15 Novembro 2025
O grande sociólogo teria completado cem anos no dia 19 de novembro. Ninguém entendia tão bem quanto ele a fragilidade das ferramentas que havíamos criado para proteger empregos, direitos e a democracia.
A reportagem é de Ezio Mauro, publicada por La Repubblica, 14-11-2025.
A essa altura, ele já estava sentado, acampado na última linha de falha da contemporaneidade, onde a modernidade se estilhaça, a comunidade se dispersa e as ondas do caos batem, ameaçando, como uma tentação, subjugar a racionalidade: com duas mechas de cabelo laterais, como o ícone de um cientista do século XX, com todas as rugas do século na testa e, sob as longas sobrancelhas brancas, aqueles olhos escuros que nunca paravam de sondar, porque ainda havia, e sempre havia, algo a compreender.
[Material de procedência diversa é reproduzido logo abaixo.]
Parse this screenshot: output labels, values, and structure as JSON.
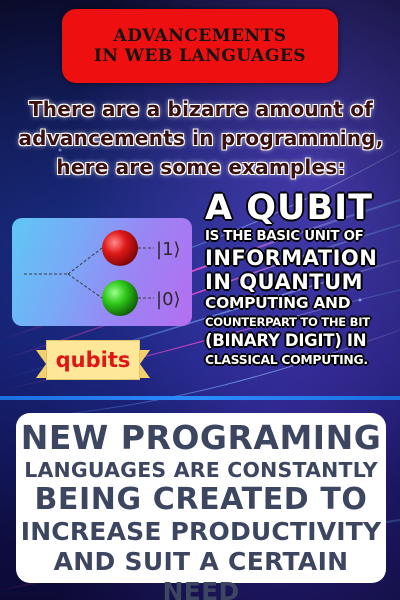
{
  "banner": {
    "line1": "ADVANCEMENTS",
    "line2": "IN WEB LANGUAGES"
  },
  "intro": {
    "line1": "There are a bizarre amount of",
    "line2": "advancements in programming,",
    "line3": "here are some examples:"
  },
  "qubit_card": {
    "state_one_label": "|1⟩",
    "state_zero_label": "|0⟩",
    "ribbon_label": "qubits"
  },
  "qubit_description": {
    "line1": "A QUBIT",
    "line2": "IS THE BASIC UNIT OF",
    "line3": "INFORMATION",
    "line4": "IN QUANTUM",
    "line5": "COMPUTING AND",
    "line6": "COUNTERPART TO THE BIT",
    "line7": "(BINARY DIGIT) IN",
    "line8": "CLASSICAL COMPUTING."
  },
  "bottom": {
    "line1": "NEW PROGRAMING",
    "line2": "LANGUAGES ARE CONSTANTLY",
    "line3": "BEING CREATED TO",
    "line4": "INCREASE PRODUCTIVITY",
    "line5": "AND SUIT A CERTAIN NEED"
  },
  "colors": {
    "banner": "#ee1010",
    "accent_line": "#2c8cff",
    "bottom_text": "#3d4660"
  }
}
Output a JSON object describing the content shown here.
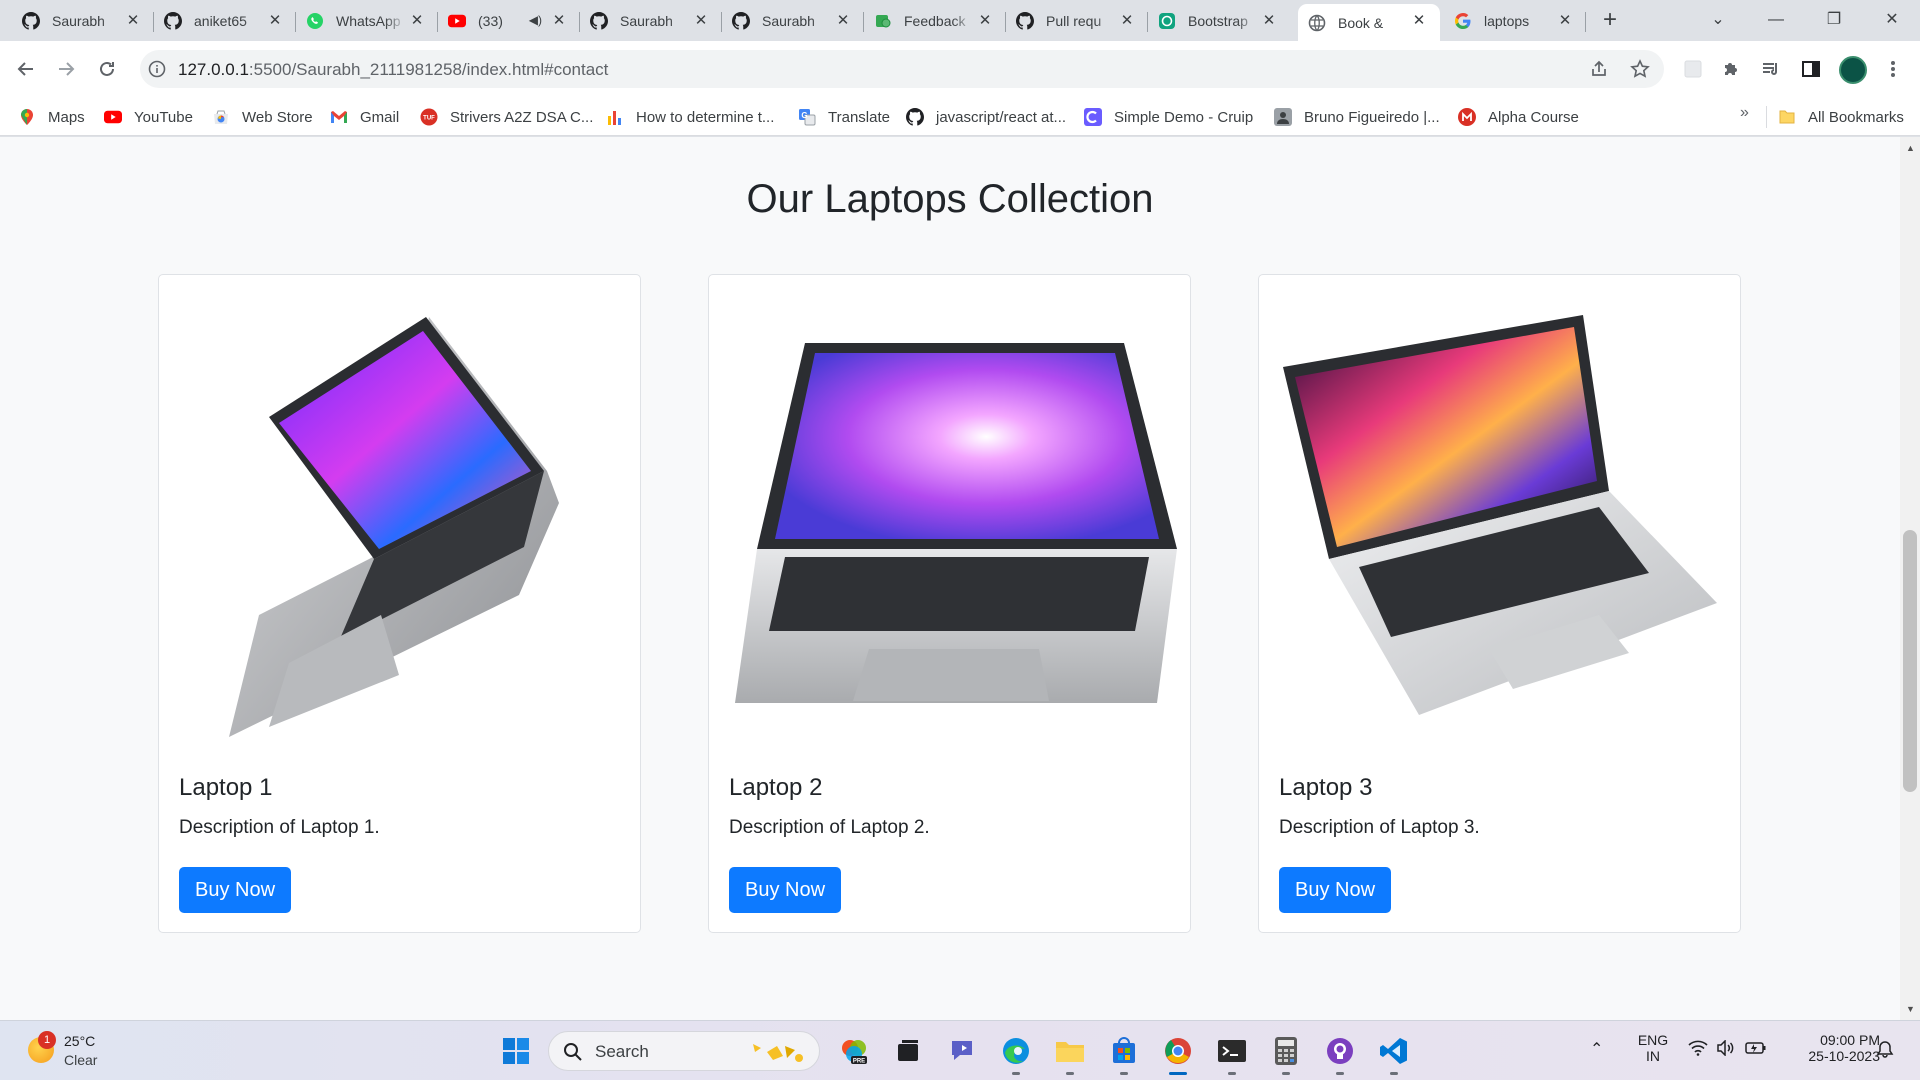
{
  "browser": {
    "tabs": [
      {
        "label": "Saurabh",
        "icon": "github-icon"
      },
      {
        "label": "aniket65",
        "icon": "github-icon"
      },
      {
        "label": "WhatsApp",
        "icon": "whatsapp-icon"
      },
      {
        "label": "(33)",
        "icon": "youtube-icon"
      },
      {
        "label": "Saurabh",
        "icon": "github-icon"
      },
      {
        "label": "Saurabh",
        "icon": "github-icon"
      },
      {
        "label": "Feedback",
        "icon": "feedback-icon"
      },
      {
        "label": "Pull requ",
        "icon": "github-icon"
      },
      {
        "label": "Bootstrap",
        "icon": "chatgpt-icon"
      },
      {
        "label": "Book &",
        "icon": "globe-icon"
      },
      {
        "label": "laptops",
        "icon": "google-icon"
      }
    ],
    "active_tab_index": 9,
    "url_host": "127.0.0.1",
    "url_rest": ":5500/Saurabh_2111981258/index.html#contact"
  },
  "bookmarks": [
    {
      "label": "Maps",
      "icon": "maps-icon"
    },
    {
      "label": "YouTube",
      "icon": "youtube-icon"
    },
    {
      "label": "Web Store",
      "icon": "webstore-icon"
    },
    {
      "label": "Gmail",
      "icon": "gmail-icon"
    },
    {
      "label": "Strivers A2Z DSA C...",
      "icon": "tuf-icon"
    },
    {
      "label": "How to determine t...",
      "icon": "bar-chart-icon"
    },
    {
      "label": "Translate",
      "icon": "translate-icon"
    },
    {
      "label": "javascript/react at...",
      "icon": "github-icon"
    },
    {
      "label": "Simple Demo - Cruip",
      "icon": "cruip-icon"
    },
    {
      "label": "Bruno Figueiredo |...",
      "icon": "avatar-icon"
    },
    {
      "label": "Alpha Course",
      "icon": "alpha-icon"
    }
  ],
  "all_bookmarks_label": "All Bookmarks",
  "page": {
    "title": "Our Laptops Collection",
    "products": [
      {
        "name": "Laptop 1",
        "description": "Description of Laptop 1.",
        "button": "Buy Now"
      },
      {
        "name": "Laptop 2",
        "description": "Description of Laptop 2.",
        "button": "Buy Now"
      },
      {
        "name": "Laptop 3",
        "description": "Description of Laptop 3.",
        "button": "Buy Now"
      }
    ]
  },
  "taskbar": {
    "weather_temp": "25°C",
    "weather_cond": "Clear",
    "weather_badge": "1",
    "search_label": "Search",
    "lang_top": "ENG",
    "lang_bottom": "IN",
    "time": "09:00 PM",
    "date": "25-10-2023"
  },
  "colors": {
    "accent_button": "#0d7aff",
    "page_background": "#f8f9fa",
    "tabstrip": "#dee1e6"
  }
}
Zygmunt Bauman não era inquieto: era intelectualmente curioso, aguardando constantemente a última mutação da realidade, um fenômeno que surpreende ao se manifestar, mas que, ao mesmo tempo, explica, revela, expande as fronteiras do conhecimento, nos ajuda a compreender. Já idoso, não temia o novo nem o exorcizava fechando-se em suas certezas, mas o acolhia como objeto de estudo, estímulo, ponto de partida para a contradição, mudança de perspectiva. Pronto, amanhã, para lhe dar um nome e classificá-lo com um juízo em seu interminável catálogo de sociólogo, filósofo, fenomenólogo e, sobretudo, testemunha de seu tempo.
Sua ciência, em vez de brotar do novo mundo, surgiu da ruptura do século em que passou quase toda a sua vida e onde sua experiência se concretizou. Observando os resultados do século XX, percebemos hoje quão rígidos, duros, até mesmo mecânicos eram os trilhos aos quais havíamos confiado nossos caminhos, das ideologias aos atos de fé, da divisão de classes aos muros, às instituições produzidas pelo encontro entre os pares dominantes do século: cultura e política, trabalho e direitos.
Como se precisássemos nos proteger de nós mesmos, havíamos codificado a transição da misericórdia para a solidariedade com o bem-estar social, e confiado o progresso à aliança entre capital e trabalho, sob a garantia que imaginávamos ser perene — após o horror da guerra — da democracia, finalmente hegemônica sobre os dois totalitarismos. Tudo tinha uma substância quase material, tudo era sólido, ou pelo menos havia sido construído para durar, para resistir e para dominar o futuro: que, de fato, era chamado de futuro.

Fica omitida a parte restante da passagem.